Even though it’s pricey, the festival marks the nonprofit’s biggest source of revenue, Bandeirinha said. “So we need to make sure that our organization can sustain all the costs of putting up the festival. And most importantly, that we can run our programs that are free, all year-round without financial collapse.”
Why not increase ticket prices?
Falkenrath’s Instagram post Tuesday included a screenshot of an email from another Utah Pride Center staffer, which caused further confusion — and frustration.
In the email, Ted Nicholls, director of operations and special events for the Center, was apparently responding to an inquiry Falkenrath had made about increased booth pricing.
In his response, Nicholls cited nationwide inflation, concluding with, “At this time we are only offering financial assistance for nonprofit organizations.”
The response angered many in the local LGBTQ business community.
“This is nothing more than another greedy money grab and way to push out artists, to make room for major corporations,” said Lauren Lomprey, owner of The Doodling Nomad and a past vendor at the Utah Pride Festival.
But Bandeirinha clarified on Thursday that certain businesses can also receive a discounted rate, similar to nonprofits, and said Nicholls was mistaken in saying otherwise.
Bandeirinha pointed to a line on the Utah Pride Festival’s website that states, “If you or your organization need financial assistance to participate in this year’s Pride, please email us.”
The “you” in that line can apply to business owners, Bandeirinha said.

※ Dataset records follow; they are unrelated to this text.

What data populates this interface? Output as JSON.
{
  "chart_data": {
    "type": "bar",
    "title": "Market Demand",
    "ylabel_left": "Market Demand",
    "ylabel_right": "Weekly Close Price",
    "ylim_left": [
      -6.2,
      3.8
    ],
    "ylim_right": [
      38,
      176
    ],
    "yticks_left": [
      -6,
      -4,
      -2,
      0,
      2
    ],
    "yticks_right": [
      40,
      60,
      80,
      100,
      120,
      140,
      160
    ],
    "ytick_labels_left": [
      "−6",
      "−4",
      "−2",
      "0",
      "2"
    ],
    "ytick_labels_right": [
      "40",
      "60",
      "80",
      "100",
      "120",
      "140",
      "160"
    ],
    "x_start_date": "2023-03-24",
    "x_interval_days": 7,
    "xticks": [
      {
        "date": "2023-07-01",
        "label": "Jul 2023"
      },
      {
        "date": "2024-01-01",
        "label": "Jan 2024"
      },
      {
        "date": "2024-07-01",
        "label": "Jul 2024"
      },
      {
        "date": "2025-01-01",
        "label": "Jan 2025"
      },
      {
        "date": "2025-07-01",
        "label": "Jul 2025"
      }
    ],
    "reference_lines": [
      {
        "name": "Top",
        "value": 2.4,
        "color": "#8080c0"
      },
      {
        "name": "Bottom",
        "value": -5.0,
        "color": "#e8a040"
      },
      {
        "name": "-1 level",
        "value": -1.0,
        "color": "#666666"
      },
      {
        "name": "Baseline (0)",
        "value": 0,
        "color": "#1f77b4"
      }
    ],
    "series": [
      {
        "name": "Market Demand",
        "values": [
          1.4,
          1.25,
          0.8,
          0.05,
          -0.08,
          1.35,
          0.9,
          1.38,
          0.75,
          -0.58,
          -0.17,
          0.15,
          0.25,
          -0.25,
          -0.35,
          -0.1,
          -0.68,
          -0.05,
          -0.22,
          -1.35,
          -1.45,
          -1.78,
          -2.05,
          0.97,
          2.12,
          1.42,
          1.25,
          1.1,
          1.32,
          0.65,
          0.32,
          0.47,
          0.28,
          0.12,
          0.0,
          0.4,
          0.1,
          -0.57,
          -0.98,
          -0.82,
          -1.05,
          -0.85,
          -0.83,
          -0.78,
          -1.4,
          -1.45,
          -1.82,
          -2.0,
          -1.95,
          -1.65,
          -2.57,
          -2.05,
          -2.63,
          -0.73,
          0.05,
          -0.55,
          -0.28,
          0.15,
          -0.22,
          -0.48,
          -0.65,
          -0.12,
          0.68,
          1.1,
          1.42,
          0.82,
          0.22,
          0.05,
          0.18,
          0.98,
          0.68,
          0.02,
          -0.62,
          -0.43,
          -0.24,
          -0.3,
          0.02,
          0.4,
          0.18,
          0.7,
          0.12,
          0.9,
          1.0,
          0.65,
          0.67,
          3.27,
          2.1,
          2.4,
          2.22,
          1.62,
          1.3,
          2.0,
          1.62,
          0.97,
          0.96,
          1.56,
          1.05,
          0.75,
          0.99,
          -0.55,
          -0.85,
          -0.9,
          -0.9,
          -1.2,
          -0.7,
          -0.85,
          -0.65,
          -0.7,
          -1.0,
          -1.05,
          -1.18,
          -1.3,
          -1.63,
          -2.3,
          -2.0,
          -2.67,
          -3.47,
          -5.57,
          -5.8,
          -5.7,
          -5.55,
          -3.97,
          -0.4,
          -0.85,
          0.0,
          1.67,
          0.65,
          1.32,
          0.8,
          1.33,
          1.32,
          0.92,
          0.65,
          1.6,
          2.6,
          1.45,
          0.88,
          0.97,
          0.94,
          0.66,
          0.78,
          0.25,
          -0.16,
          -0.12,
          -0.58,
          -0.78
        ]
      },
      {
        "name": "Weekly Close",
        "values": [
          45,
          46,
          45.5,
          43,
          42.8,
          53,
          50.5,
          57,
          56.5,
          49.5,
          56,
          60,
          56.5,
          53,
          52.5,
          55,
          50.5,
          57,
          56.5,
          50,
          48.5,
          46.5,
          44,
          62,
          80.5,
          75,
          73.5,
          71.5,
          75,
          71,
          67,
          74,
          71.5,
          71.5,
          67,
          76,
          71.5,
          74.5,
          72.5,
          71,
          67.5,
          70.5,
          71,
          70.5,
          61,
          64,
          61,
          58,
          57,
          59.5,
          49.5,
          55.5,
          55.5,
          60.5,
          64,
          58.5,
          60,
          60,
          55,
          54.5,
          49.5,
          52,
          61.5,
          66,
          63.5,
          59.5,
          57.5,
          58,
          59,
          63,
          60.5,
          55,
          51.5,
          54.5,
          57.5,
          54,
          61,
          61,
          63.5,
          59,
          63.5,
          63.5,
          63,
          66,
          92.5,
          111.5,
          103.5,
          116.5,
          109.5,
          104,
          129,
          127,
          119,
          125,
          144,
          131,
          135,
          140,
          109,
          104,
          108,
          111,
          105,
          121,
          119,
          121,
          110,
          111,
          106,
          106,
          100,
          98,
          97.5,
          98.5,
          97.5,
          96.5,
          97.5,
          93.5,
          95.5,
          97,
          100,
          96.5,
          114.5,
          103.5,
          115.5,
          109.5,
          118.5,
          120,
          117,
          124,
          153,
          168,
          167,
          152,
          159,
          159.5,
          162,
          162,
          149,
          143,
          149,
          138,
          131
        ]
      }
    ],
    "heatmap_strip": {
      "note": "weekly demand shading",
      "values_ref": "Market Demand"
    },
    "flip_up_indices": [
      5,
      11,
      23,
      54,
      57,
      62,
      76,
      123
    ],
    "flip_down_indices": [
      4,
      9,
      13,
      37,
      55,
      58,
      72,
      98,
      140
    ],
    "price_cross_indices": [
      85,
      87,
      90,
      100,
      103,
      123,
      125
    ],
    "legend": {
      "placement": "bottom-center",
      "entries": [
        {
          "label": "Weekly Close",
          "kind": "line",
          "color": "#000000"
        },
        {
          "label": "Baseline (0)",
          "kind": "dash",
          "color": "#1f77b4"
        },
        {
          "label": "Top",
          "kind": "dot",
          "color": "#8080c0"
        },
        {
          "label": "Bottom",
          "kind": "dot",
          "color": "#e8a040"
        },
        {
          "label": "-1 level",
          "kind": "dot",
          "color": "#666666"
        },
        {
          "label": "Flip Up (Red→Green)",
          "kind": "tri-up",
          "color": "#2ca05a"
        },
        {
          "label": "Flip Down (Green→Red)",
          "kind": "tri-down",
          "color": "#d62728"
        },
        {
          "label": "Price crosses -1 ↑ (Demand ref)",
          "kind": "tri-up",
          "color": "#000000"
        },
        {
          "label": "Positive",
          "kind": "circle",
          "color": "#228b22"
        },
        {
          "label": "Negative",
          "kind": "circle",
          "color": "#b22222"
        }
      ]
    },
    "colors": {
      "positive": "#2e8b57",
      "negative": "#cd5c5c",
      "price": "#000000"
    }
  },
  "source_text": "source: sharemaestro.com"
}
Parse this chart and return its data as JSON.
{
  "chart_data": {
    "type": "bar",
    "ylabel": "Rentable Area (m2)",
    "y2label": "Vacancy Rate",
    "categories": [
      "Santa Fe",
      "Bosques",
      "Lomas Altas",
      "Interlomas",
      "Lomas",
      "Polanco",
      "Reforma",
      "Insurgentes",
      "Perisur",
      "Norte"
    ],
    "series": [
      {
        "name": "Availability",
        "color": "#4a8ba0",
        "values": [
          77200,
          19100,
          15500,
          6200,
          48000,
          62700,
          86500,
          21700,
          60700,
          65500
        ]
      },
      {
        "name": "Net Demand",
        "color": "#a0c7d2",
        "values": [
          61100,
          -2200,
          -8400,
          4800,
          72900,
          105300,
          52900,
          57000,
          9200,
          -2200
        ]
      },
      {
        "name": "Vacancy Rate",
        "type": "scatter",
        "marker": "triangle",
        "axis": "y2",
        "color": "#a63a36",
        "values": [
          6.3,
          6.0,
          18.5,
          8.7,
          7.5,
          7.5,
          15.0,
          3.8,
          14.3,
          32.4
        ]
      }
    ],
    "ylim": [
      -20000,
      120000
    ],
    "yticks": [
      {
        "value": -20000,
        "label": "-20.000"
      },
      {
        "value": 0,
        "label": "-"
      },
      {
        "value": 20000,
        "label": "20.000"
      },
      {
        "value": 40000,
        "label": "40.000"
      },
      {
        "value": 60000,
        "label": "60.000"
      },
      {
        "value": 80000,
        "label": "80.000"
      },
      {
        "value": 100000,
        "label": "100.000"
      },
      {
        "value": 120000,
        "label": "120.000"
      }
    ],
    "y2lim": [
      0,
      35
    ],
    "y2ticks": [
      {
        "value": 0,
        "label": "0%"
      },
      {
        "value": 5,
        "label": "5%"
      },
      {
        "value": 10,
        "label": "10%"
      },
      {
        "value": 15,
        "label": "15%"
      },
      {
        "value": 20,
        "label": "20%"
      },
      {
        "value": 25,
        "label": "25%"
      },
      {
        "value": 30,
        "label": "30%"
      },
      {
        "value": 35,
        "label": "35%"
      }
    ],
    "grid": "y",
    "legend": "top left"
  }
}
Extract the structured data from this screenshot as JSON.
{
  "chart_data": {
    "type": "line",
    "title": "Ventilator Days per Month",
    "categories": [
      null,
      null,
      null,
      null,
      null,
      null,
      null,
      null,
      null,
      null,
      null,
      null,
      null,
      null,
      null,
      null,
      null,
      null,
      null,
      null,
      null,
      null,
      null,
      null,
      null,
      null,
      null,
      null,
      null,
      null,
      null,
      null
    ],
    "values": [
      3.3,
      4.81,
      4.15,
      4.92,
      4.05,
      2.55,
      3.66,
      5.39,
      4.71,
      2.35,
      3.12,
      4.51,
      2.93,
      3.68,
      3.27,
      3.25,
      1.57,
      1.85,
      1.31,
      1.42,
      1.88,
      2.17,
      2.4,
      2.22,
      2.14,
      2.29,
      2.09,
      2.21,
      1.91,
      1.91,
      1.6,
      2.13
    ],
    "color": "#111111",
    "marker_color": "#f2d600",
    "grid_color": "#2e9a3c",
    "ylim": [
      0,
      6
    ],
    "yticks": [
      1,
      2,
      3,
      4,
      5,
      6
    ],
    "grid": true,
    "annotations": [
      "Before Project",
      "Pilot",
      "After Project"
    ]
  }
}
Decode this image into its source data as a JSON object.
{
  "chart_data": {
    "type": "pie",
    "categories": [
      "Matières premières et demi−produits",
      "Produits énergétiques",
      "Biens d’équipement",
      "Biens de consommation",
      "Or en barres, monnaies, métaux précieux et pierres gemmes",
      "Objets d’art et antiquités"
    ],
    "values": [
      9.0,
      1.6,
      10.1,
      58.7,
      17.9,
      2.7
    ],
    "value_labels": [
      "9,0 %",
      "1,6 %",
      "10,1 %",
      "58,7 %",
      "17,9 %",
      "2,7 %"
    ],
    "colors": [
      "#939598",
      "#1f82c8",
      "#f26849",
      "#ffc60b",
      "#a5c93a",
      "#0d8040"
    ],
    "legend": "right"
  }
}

As Falkenrath’s Instagram post gained traction online, staffers removed Nicholls’ email address from the Utah Pride Festival webpage because he was on the receiving end of “so much rage,” Bandeirinha said. The webpage now directs people to contact email@example.com for festival inquiries.
“It’s sad that we had to do that, but we protect our staff,” Bandeirinha said.
In comments on social media, some questioned why the nonprofit wouldn’t increase ticket prices instead of vendor prices to help mitigate costs.
“I would personally much rather pay a slightly higher entrance fee knowing that there would actually be queer artists and small businesses inside,” Rachel Loose, who isn’t a vendor but is queer, told The Tribune.
According to Bandeirinha, the Utah Pride Center didn’t want ticket sales to go up “so that everyone can still participate in the festival.”
The Utah Pride Center continues to contemplate alternative solutions, Bandeirinha said.
“We just want to make sure that our festival creates more opportunities to the Center,” they continued. “And that also small queer businesses have community spaces to sell their products. So we’re trying to make sure that everybody is included in the work that we do.”